Koopa roboty przed nami

 

Naszym głównym celem będzie zebranie legendarnych Gwiazd (Crystal Star), które otworzą tytułowe Thousand-Year Door. Zadanie nie jest proste, bo przed nami mnóstwo krain do zwiedzenia, przeciwników do pokonania oraz zagadek do rozwiązania. A wszystko to zaprezentowane w dosłownie papierowej oprawie.

 

Oprócz głównej linii fabularnej mamy mnóstwo pobocznych aktywności, których możemy się podjąć. Przykładem są zlecenia mieszkańców, w których otrzymujemy różne zadania do wypełnienia czy zbierania tak zwanych Shrine Sprites (do awansowania towarzyszy) czy Star Pieces (do wymiany za odznaki). Dodatkowo możemy wziąć udział w mini grach czy w graniu na maszynach, czy nawet wziąć udział w loterii. Aktywności jest mnóstwo i trzeba się nieźle napracować, jeśli chce się ukończyć grę na 100%.

 

 

Paper Mario: The Thousand-Year Door potrafi dostarczyć dziesiątki godzin rozgrywki, jeśli nastawimy się na dogłębną eksplorację lokacji. Nie ma nawet chwili na nudę, bo wraz z progresem w historii pojawiają się nowe poboczne elementy. Zdecydowanie tego tytułu nie da się ukończyć w jeden czy dwa wieczory, co jest zdecydowanie plusem.

 

Znajdźki znajdźkami, ale co z samą grą?

 

Podczas przygody nie będziemy sami. Przez szereg rozdziałów napotkamy różnych nowych sprzymierzeńców, którzy cechują się unikalnymi zdolnościami. Te umiejętności pomogą nam nie tylko w pokonywaniu przeszkód, a również odkrywaniu ukrytych przejść czy przedmiotów. Warto notować sobie wszystkie zablokowane przejścia, jeśli chcemy zebrać wszystko, ponieważ tak zwanego backtrackingu (kilkukrotne odwiedzenie tej samej lokacji) jest całkiem sporo. Gra nie kryje się z tym, że wszystko jest z papieru. Będziemy zamieniać się w papierowy samolot czy nawet zwijać się w rulon, aby przechodzić niektóre przeszkody na drodze.

 

 

Walki, które są nieodłączną częścią gry, będziemy toczyć w systemie turowym z elementami interakcji w czasie rzeczywistym.

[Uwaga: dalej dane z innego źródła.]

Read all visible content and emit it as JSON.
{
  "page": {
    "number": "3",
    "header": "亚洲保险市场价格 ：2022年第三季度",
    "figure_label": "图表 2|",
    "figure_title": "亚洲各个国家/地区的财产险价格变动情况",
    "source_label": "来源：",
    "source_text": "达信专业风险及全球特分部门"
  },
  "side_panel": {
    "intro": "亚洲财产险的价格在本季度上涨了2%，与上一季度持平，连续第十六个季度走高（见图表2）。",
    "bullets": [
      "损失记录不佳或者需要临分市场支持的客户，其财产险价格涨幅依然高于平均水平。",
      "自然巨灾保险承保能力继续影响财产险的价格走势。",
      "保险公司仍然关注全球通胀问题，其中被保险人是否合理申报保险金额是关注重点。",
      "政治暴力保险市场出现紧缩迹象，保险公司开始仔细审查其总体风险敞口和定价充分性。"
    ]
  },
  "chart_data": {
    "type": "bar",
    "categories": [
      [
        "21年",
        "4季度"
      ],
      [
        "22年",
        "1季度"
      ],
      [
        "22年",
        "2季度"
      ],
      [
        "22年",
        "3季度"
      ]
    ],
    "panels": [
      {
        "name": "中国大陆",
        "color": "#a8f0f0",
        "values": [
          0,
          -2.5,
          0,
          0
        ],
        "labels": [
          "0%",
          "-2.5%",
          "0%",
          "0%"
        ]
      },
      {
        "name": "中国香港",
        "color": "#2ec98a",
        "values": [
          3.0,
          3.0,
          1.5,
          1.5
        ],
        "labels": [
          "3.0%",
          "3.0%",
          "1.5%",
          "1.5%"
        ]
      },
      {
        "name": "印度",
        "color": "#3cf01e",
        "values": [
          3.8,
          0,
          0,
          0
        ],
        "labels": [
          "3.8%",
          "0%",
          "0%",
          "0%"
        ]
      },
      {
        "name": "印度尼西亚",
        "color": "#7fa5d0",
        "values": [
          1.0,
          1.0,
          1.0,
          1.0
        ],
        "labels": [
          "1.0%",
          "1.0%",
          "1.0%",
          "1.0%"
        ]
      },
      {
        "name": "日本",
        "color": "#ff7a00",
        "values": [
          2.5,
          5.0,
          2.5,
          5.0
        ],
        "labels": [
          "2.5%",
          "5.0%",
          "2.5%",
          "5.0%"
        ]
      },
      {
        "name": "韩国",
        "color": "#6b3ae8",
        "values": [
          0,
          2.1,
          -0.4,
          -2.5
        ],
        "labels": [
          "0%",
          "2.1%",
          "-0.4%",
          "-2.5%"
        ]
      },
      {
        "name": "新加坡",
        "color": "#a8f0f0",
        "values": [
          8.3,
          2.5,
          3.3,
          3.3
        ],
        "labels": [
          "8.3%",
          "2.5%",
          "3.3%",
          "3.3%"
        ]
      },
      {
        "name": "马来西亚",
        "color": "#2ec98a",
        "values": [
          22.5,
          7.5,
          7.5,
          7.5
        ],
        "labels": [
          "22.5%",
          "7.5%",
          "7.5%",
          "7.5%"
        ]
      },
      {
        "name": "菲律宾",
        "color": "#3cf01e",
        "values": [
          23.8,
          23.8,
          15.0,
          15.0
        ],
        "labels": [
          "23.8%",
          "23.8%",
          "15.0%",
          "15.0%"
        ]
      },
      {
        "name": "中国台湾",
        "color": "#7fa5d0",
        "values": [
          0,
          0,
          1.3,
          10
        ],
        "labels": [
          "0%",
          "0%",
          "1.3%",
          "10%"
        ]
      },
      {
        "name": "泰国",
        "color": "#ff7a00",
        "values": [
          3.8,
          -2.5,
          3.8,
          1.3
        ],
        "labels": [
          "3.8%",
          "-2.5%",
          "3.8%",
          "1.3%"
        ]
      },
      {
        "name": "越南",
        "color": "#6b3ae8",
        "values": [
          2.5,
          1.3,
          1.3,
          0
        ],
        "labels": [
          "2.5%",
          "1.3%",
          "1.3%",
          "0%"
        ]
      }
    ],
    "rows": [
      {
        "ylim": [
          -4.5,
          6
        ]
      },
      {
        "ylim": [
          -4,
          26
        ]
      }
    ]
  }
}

Prostym przykładem może być naciśnięcie odpowiedniego przycisku podczas wykonywanie skoku na przeciwnika. Spowoduje to, że nasz bohater zrobi podwójny skok, zadając dodatkowe obrażenia. Tę mechanikę będziemy mogli również wykorzystać podczas obrony, aby zredukować szkody. Takie rozwiązanie sprawia, że potyczki są bardziej angażujące i interesujące. 

 

Bo do tanga trzeba dwojga

 

Oprócz Mario, będzie walczył z nami jeden wybrany towarzysz, którego w trakcie walki możemy w zmienić. Potyczki toczą się na scenie, w której również znajduje się audiencja. Pomaga regenerować Star Power, który możemy wykorzystać do wyjątkowych opcji. Każdy zebrany Crystal Star powoduje, że otrzymujemy dostęp do większej ilości specjalnych ruchów. 

 

 

Wraz z pokonywaniem kolejnych rozdziałów będziemy odblokowywać nowsze techniki. Niektóre z nich działają pasywnie, a niektóre rozszerzają arsenał umiejętności wykorzystujący Flower Points – co jest odpowiednikiem punktów many w fantasy RPG. Wykorzystanie wszystkich mechanik bardzo pomaga w pokonywaniu przeciwników. W ten sposób możemy wyjść, z każdej opresji.

 

Mimo że zamysł gry ma już 20 lat, to w ogóle nie czuć jej wieku. Podczas przygody świetnie się bawiłem. Przez interaktywne wydarzenia w czasie rzeczywistym, podczas wykonywania poleceń, starcia z wrogami są ciekawe. Bez tego elementu rozgrywka w mig stałaby się bardzo powtarzalna. Wraz z progresem odblokujemy mnóstwo innych opcji do rozszerzenia swojego wachlarza umiejętności. Pokonywanie przeciwników daje nam gwiazdki (odpowiednik punktów doświadczenia), a przy zebraniu setki uzyskamy awans. Po czym możemy ulepszyć jedną z trzech statystyk: Zdrowie, Flower Points lub Badges Points (umożliwiające założenie więcej wzmacniających odznak).

 

 

Udany remake?

 

Zdecydowanie Paper Mario: Thousand-Year Door można uznać za udaną produkcję. Wersja na Nintendo Switch jest naprawdę śliczna pod względem graficznym, jak i pod względem audio. Muzyka jest bardzo klimatyczna i świetnie pasuje do świata Mario.  Grając w trybie przenośnym ciężko dostrzec jakiekolwiek słabsze strony pod względem jakości. Nawet będąc w rozdzielczości 640p Paper Mario: The Thousand-Year Door wygląda wyśmienicie.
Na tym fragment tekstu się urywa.